Hump Day
Hump Day
Back in Washington my spies tell me it is a Code Red Day, 105 degrees on the heat index, one of those days that sucks the life out of the city and turns that energy into looming thunderclouds in the late afternoon. Monday we had our usual three 90-minute case studies. The first was about a remarkable Indian eye surgeon in Tamil Nadu province. He has established a private eye hospital specializing in cornea transplants. It is so profitable that he has managed to plow the proceeds back into the enterprise to finance a free hospital, no frills, that performs the same service for tens of thousands of the poor. He had mixed spirituality and business acumen and hard work into a package that successfully provides a necessary service for humanity. I didn’t really see the applicability to our collective government situation and the images of lines of the blind queued up to lie on a table and have their eyes operated on made me a bit queasy.
The second case dealt with welfare reform in the Nixon Administration. Our professor was Roger, a trim and energetic fellow who ran Industrial Policy in the Ford and Reagan White Houses. We talked about all the great names of the day. H.R Haldeman in his buzz cut, John Ehrlichman, pudgy and willing to walk over his own mother for the President. Daniel Patrick Moynihan, cerebral and prescient in his advocacy of welfare reform. Schultz and Burns and Finch and Laird, the whole cast of characters from yesteryear were brought alive for ninety minutes. It was the best block we have had. Roger invested the Nixon White House with life as the actors played their little parts in the arcane process of policy development. That welfare reform emerged from the White House only to die in Congress, part of the teaching point. He opened the first program we had here on the first Sunday, noting that there would be forty-five 90 minute blocks of instruction.

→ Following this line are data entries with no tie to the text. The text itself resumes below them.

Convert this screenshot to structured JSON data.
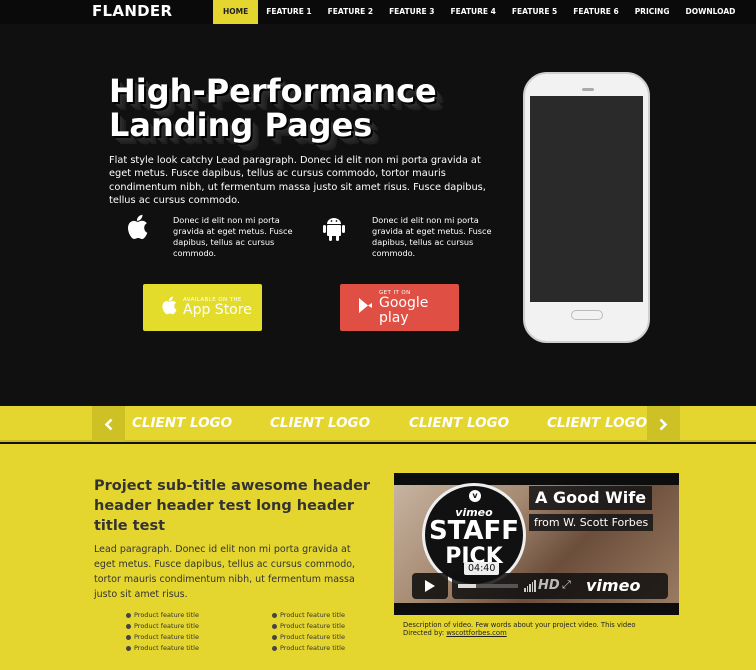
{
  "nav": {
    "brand": "FLANDER",
    "items": [
      {
        "label": "HOME",
        "active": true
      },
      {
        "label": "FEATURE 1"
      },
      {
        "label": "FEATURE 2"
      },
      {
        "label": "FEATURE 3"
      },
      {
        "label": "FEATURE 4"
      },
      {
        "label": "FEATURE 5"
      },
      {
        "label": "FEATURE 6"
      },
      {
        "label": "PRICING"
      },
      {
        "label": "DOWNLOAD"
      }
    ],
    "accent": "#e5d62f"
  },
  "hero": {
    "title": "High-Performance Landing Pages",
    "lead": "Flat style look catchy Lead paragraph. Donec id elit non mi porta gravida at eget metus. Fusce dapibus, tellus ac cursus commodo, tortor mauris condimentum nibh, ut fermentum massa justo sit amet risus. Fusce dapibus, tellus ac cursus commodo.",
    "platforms": [
      {
        "icon": "apple-icon",
        "text": "Donec id elit non mi porta gravida at eget metus. Fusce dapibus, tellus ac cursus commodo."
      },
      {
        "icon": "android-icon",
        "text": "Donec id elit non mi porta gravida at eget metus. Fusce dapibus, tellus ac cursus commodo."
      }
    ],
    "app_store": {
      "small": "AVAILABLE ON THE",
      "big": "App Store",
      "color": "#e4dc2b"
    },
    "google_play": {
      "small": "GET IT ON",
      "big": "Google play",
      "color": "#e04f44"
    }
  },
  "clients": {
    "logos": [
      "CLIENT LOGO",
      "CLIENT LOGO",
      "CLIENT LOGO",
      "CLIENT LOGO"
    ],
    "prev_icon": "chevron-left-icon",
    "next_icon": "chevron-right-icon"
  },
  "project": {
    "title": "Project sub-title awesome header header header test long header title test",
    "lead": "Lead paragraph. Donec id elit non mi porta gravida at eget metus. Fusce dapibus, tellus ac cursus commodo, tortor mauris condimentum nibh, ut fermentum massa justo sit amet risus.",
    "features": [
      "Product feature title",
      "Product feature title",
      "Product feature title",
      "Product feature title",
      "Product feature title",
      "Product feature title",
      "Product feature title",
      "Product feature title"
    ]
  },
  "video": {
    "title": "A Good Wife",
    "byline": "from W. Scott Forbes",
    "badge_top": "vimeo",
    "badge_main": "STAFF",
    "badge_bottom": "PICK",
    "time": "04:40",
    "hd_label": "HD",
    "logo": "vimeo",
    "progress": 0.3,
    "caption": "Description of video. Few words about your project video. This video",
    "directed_label": "Directed by:",
    "directed_link": "wscottforbes.com"
  }
}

It seemed daunting at the time, but today’s first class will be number 21 by my count, and that by the end of the day we will be sliding into the second half of the curriculum.
Announcement Time with Marie-Christine came yesterday before Third period. Nancy Katz is leading that block of instruction, an elegant young doctor of organizational psychology who favors dark suits set off with colorful scarves. We have great fun with her as she leads us through case studies examining dysfunctional organizations very much like the ones in which we all work. It is a nice and relaxed way to finish the day.
But Marie-Christine’s announcements are always greeted with wild applause. Yesterday she outlined how we would all arrive at Fenway Park. We had been scheduled to take the MTA Red Line, but that has changed. We will embark in a bus for the adventure, with a barbecue in the courtyard before. Marie-Christine looked over her glasses at us, informing us it was proper to dine on hot dogs and hamburgers before attending a ball game. I think she was talking to the international students.
The game tonight is between the Red Sox and the Oakland Athletics. I am fired up to visit Fenway, home of the Green Monster, the big wall in right field, and the place Ted Williams hit .400. It is the shrine of golden age baseball. We were admonished to read ahead, since it will be a late night.
It was quiet back here at the ranch. Loren fell asleep around dinner and we didn’t make it back to the Kennedy School for dinner. It was a night for reading, for getting a little ahead so we can play at the ballpark tonight. I spent some time with the Clinton Health Care Task Force, a case study on Thursday. I made some good progress, and Loren and I sat out front smoking cigarettes before bed-time. I was tired and felt good about the work we got done. I was up for Tuesday, for that is the halfway point.
Hump Day. And we begin the long slide back into the Washington we have been reading about.